A “no” uttered from deepest conviction is better and greater than a “yes” merely uttered to please, or what is worse, to avoid trouble.Mahatma Gandhi
Learning to say “no” (and without added explanation) has been such a long lesson for me, but one that I feel I am truly embodying more frequently and easily than ever before. While I could never phrase it quite so succinctly or eloquently as Gandhi, I want to expound on this, and how it has impacted my life.
Call it a “shadow” or a “trauma” from my past, but whatever the reason or label, I spent much of my childhood, teens and twenties constantly seeking acceptance. This showed up in many forms, but throughout my younger years, an inability to say “no” (and without explanation) was soooo difficult for me.
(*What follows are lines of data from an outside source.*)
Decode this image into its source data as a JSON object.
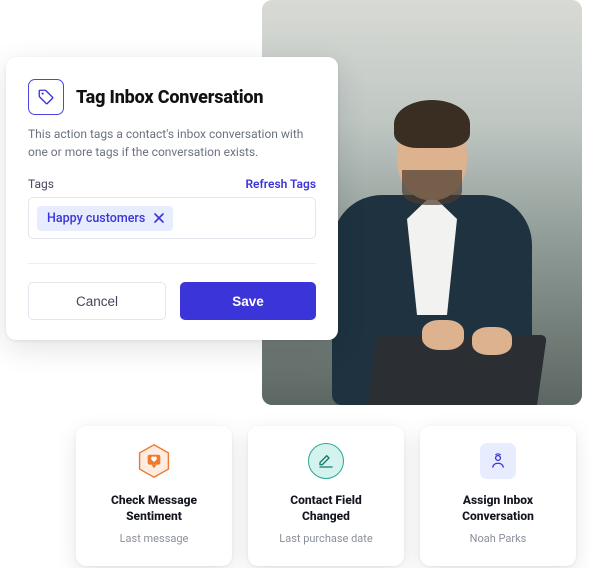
{
  "modal": {
    "title": "Tag Inbox Conversation",
    "description": "This action tags a contact's inbox conversation with one or more tags if the conversation exists.",
    "tags_label": "Tags",
    "refresh_label": "Refresh Tags",
    "chip_label": "Happy customers",
    "cancel_label": "Cancel",
    "save_label": "Save"
  },
  "cards": [
    {
      "title_line1": "Check Message",
      "title_line2": "Sentiment",
      "subtitle": "Last message"
    },
    {
      "title_line1": "Contact Field",
      "title_line2": "Changed",
      "subtitle": "Last purchase date"
    },
    {
      "title_line1": "Assign Inbox",
      "title_line2": "Conversation",
      "subtitle": "Noah Parks"
    }
  ],
  "colors": {
    "primary": "#3b34d8",
    "chip_bg": "#e7edff",
    "mint": "#d5f3ee",
    "mint_border": "#2aa793",
    "orange": "#ef7a2e"
  }
}
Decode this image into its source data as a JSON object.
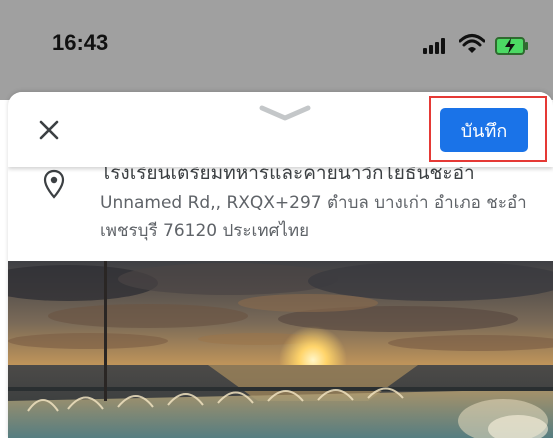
{
  "status_bar": {
    "time": "16:43",
    "icons": [
      "cellular-signal-icon",
      "wifi-icon",
      "battery-charging-icon"
    ]
  },
  "sheet": {
    "close_icon": "close-icon",
    "drag_handle_icon": "chevron-down-icon",
    "save_label": "บันทึก",
    "place_title": "โรงเรียนเตรียมทหารและค่ายนาวิกโยธินชะอำ",
    "address": "Unnamed Rd,, RXQX+297 ตำบล บางเก่า อำเภอ ชะอำ เพชรบุรี 76120 ประเทศไทย",
    "location_icon": "location-pin-icon",
    "photo_label": "sunset-photo"
  },
  "colors": {
    "accent": "#1a73e8",
    "highlight": "#e53935",
    "text_secondary": "#5f6368",
    "battery": "#4cd964"
  }
}
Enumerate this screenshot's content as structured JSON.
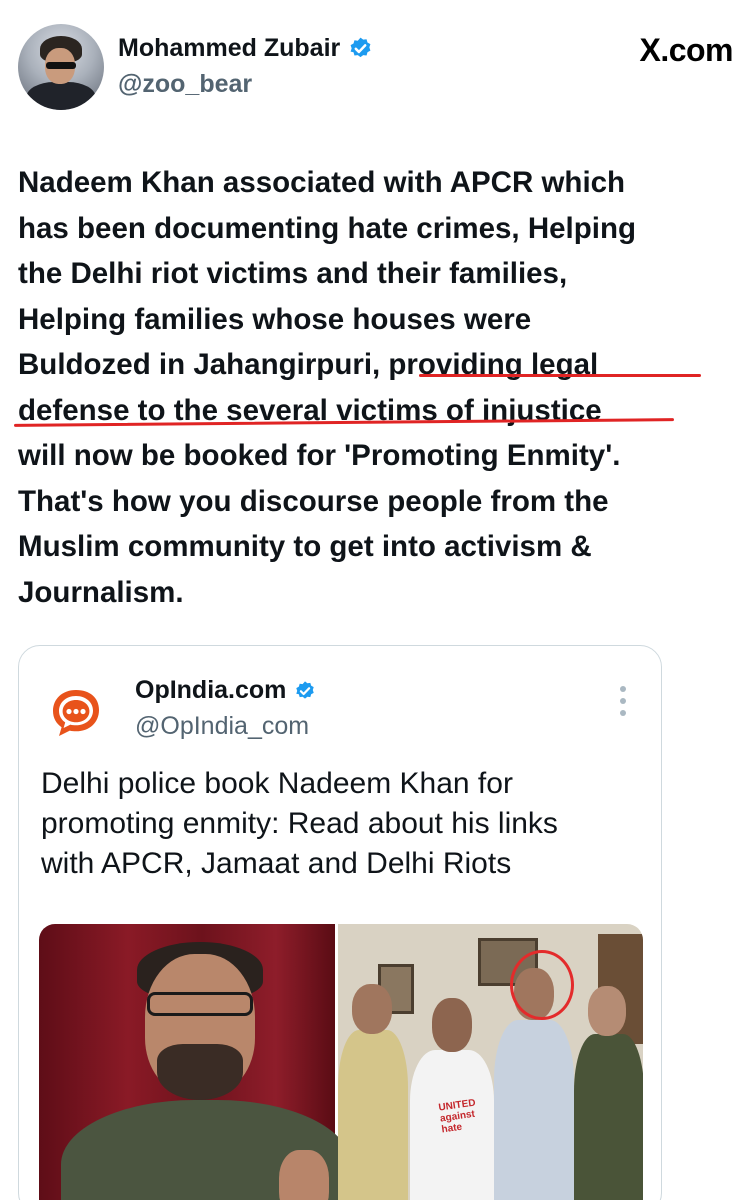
{
  "author": {
    "display_name": "Mohammed Zubair",
    "handle": "@zoo_bear",
    "verified": true
  },
  "site_label": "X.com",
  "tweet": {
    "lines": [
      "Nadeem Khan associated with APCR which",
      "has been documenting hate crimes, Helping",
      "the Delhi riot victims and their families,",
      "Helping families whose houses were",
      "Buldozed in Jahangirpuri, providing legal",
      "defense to the several victims of injustice",
      "will now be booked for 'Promoting Enmity'.",
      "That's how you discourse people from the",
      "Muslim community to get into activism &",
      "Journalism."
    ]
  },
  "quoted_tweet": {
    "display_name": "OpIndia.com",
    "handle": "@OpIndia_com",
    "verified": true,
    "text_lines": [
      "Delhi police book Nadeem Khan for",
      "promoting enmity: Read about his links",
      "with APCR, Jamaat and Delhi Riots"
    ],
    "shirt_text": [
      "UNITED",
      "against",
      "hate"
    ]
  },
  "colors": {
    "verified_blue": "#1d9bf0",
    "underline_red": "#e02424",
    "opindia_orange": "#e8531b",
    "muted_text": "#536471"
  },
  "icons": [
    "verified-badge-icon",
    "opindia-logo-icon",
    "more-options-icon"
  ]
}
Sometimes we say yes because we genuinely want to – and THAT is exactly what we want to aim for. We want to say yes because whatever it is will bring us joy, greater purpose in life, a movement in the direction of our goals or some other positive or enhancing outcome. We want to carefully examine those times that we say yes, how they make us feel, and how we feel after we engage in the actual activity that we agreed to. Agreements between ourselves are just as important as those we make with others.
When we say yes but we didn’t actually want to, or know we won’t show up (in whatever way that is, for ourselves or others) is what we want to combat, or at least work toward improving upon. WHY did we say yes? Was it out of fear that we would disappoint someone else? Perhaps we need to slow down before we commit to things and examine if we tend to say “yes” out of stress/anxiety or misplaced well-meaning. Things come up in life, yes, but often, if we find ourselves breaking agreements, or showing up only half heartedly, then those are times we need to sit and be willing to more deeply understand ourselves. Saying “no” to things can be just as liberating and deeply necessary as saying “yes” to opportunities. We are frequently prodded toward “not missing opportunities” … but if we have a secure sense of self, our values, goals, priorities and needs, then we can say no out of a place of true love, for ourselves and others.
The second part of that, saying no and not offering explanation, is not meant to be rude, withholding or anything else, but more of acknowledging when it is necessary and when it is not. It’s ok to say no (perhaps with a thank you attached), and move on. Honoring our mental bandwidth, emotional tank, and time is something everyone can understand, and a polite “no thank you” can save everyone unnecessary stress and back & forth. Asserting boundaries and allotting appropriate amounts of time for people/commitments is ok.
When you say yes, or no, is completely your decision, and it shouldn’t sit uneasy with you. If something feels off, it likely is, and we have to work every day to reconcile so much already that it seems an unnecessary expenditure of energy/emotion to fight your decision making.